The Chinese authorities are reportedly considering measures to stabilise the country's stock market following Premier Li Qiang’s call to support the development of capital markets during the state council meeting.
These measures include setting up a 2 trillion Chinese renminbi ($279.81 billion) stabilisation fund to invest in A shares through northbound trading, injecting 300 billion Chinese renminbi into the domestic market through state-owned firms, and supporting the currency exchange rate. These measures, however, have yet to be finalised. The domestic CSI 300 index was still down 0.5 per cent in the morning trading session on Wednesday, bringing the year-to-date loss to 6.2 per cent.
“If the plan materialises, this would be the eighth time since 2008 that China’s “national team” enters the A-share market,” Mark Haefele, chief investment officer at UBS Global Wealth Management, said in a note.
“The reported size of the fund, at around 8 per cent of total free float market capitalisation, compares with about 10 per cent seen in 2015. However, the source of the funds remains unclear,” he continued. “Looking back at previous episodes of the national team’s buying, we think such intervention does help relieve market sentiment. But for a sustainable positive market performance, other supportive policies are likely required as well,” he added on Wednesday.
Haefele still likes Chinese equities within UBS’s Asia portfolios because he thinks that policy support will take a step up this year, with potential to surprise to the upside. He thinks investors should actively manage their exposure, and recommends a more defensive allocation to high-yielding sectors in the short term.
Meanwhile, Aninda Mitra, head of Asia macro and investment strategy at BNY Mellon Investment Management, believes that China’s stock market package is a welcome measure which shows increasing responsiveness from the authorities.

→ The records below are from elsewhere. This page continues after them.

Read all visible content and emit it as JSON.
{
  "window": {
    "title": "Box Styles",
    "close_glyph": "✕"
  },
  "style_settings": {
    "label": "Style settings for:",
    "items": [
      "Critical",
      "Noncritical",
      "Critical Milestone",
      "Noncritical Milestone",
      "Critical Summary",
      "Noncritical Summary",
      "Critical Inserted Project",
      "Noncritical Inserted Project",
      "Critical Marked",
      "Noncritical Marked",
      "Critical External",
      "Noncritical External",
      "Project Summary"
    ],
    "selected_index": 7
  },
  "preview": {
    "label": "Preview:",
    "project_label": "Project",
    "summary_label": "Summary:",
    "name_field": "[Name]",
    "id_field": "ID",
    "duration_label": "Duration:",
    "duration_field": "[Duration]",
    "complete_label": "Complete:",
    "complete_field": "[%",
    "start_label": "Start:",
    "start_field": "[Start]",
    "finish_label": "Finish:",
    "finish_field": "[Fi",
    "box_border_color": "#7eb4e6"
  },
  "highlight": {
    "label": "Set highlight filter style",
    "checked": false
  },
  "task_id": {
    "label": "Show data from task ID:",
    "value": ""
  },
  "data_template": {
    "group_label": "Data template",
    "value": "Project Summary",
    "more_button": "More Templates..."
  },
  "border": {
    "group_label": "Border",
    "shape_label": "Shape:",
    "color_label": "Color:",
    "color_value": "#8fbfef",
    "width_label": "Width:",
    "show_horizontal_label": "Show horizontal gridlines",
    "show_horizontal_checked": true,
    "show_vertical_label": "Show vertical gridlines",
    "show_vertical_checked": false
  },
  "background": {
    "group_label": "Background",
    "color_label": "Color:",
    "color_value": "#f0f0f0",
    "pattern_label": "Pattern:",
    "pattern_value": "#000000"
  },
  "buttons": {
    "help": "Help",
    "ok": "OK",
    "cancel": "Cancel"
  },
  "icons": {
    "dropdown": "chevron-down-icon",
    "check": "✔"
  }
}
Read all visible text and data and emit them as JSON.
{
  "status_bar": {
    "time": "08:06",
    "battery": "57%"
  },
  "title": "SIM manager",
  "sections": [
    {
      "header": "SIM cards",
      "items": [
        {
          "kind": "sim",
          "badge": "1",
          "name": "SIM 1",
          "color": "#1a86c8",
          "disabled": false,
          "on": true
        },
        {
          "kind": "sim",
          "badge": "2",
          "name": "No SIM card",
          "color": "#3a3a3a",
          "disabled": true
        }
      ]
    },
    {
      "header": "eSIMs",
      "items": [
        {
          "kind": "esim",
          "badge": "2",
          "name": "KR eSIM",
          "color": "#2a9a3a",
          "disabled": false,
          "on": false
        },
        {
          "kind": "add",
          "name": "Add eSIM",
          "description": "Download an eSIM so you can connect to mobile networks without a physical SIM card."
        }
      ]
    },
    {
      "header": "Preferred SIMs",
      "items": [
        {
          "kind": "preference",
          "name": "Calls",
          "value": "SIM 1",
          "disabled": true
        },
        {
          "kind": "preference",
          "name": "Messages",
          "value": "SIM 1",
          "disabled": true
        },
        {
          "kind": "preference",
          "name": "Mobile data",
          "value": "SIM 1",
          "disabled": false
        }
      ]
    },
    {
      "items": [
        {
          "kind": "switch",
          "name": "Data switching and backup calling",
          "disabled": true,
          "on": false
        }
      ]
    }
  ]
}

“But, at under 2 per cent of its GDP, we fear this is still inadequate. To put this in perspective, while this amount is around 20 per cent of the current value of Chinese enterprises listed in the HK stock exchange, it is still below the delta reduction in the market cap of these enterprises from early December to now. Moreover, these measures also need to be twinned with longer-term reforms to boost confidence in [the] broader corporate sector. These are far from obvious,” Mitra said in a note.
“All said, considering how cheap Chinese stocks have gotten and how under-owned they now appear, we would not be surprised by a short-term boost in sentiment and prices. But we doubt its sustainability unless these are complemented by a broader package of far-reaching reforms,” Mitra added.
Nevertheless, Andrew Lapping, chief investment officer at Ranmore Fund Management, sees the sharp decline in the Chinese market as an opportunity. “As an investor, it is important to take advantage of opportunities when they arise, this is often difficult as the crowd is usually moving in the opposite direction. For sure, there are risks in China, but then there are risks everywhere, and it depends on what is in the price,” Lapping said on Wednesday.
“Over the past year, the S&P 500 is up over 20 per cent while the Hang Seng is down 30 per cent. There is no way the underlying business values have diverged to this degree. This underperformance, particularly over the past month, has given us the opportunity to buy high quality, well-capitalised businesses at very low prices – an exciting opportunity,” Lapping concluded.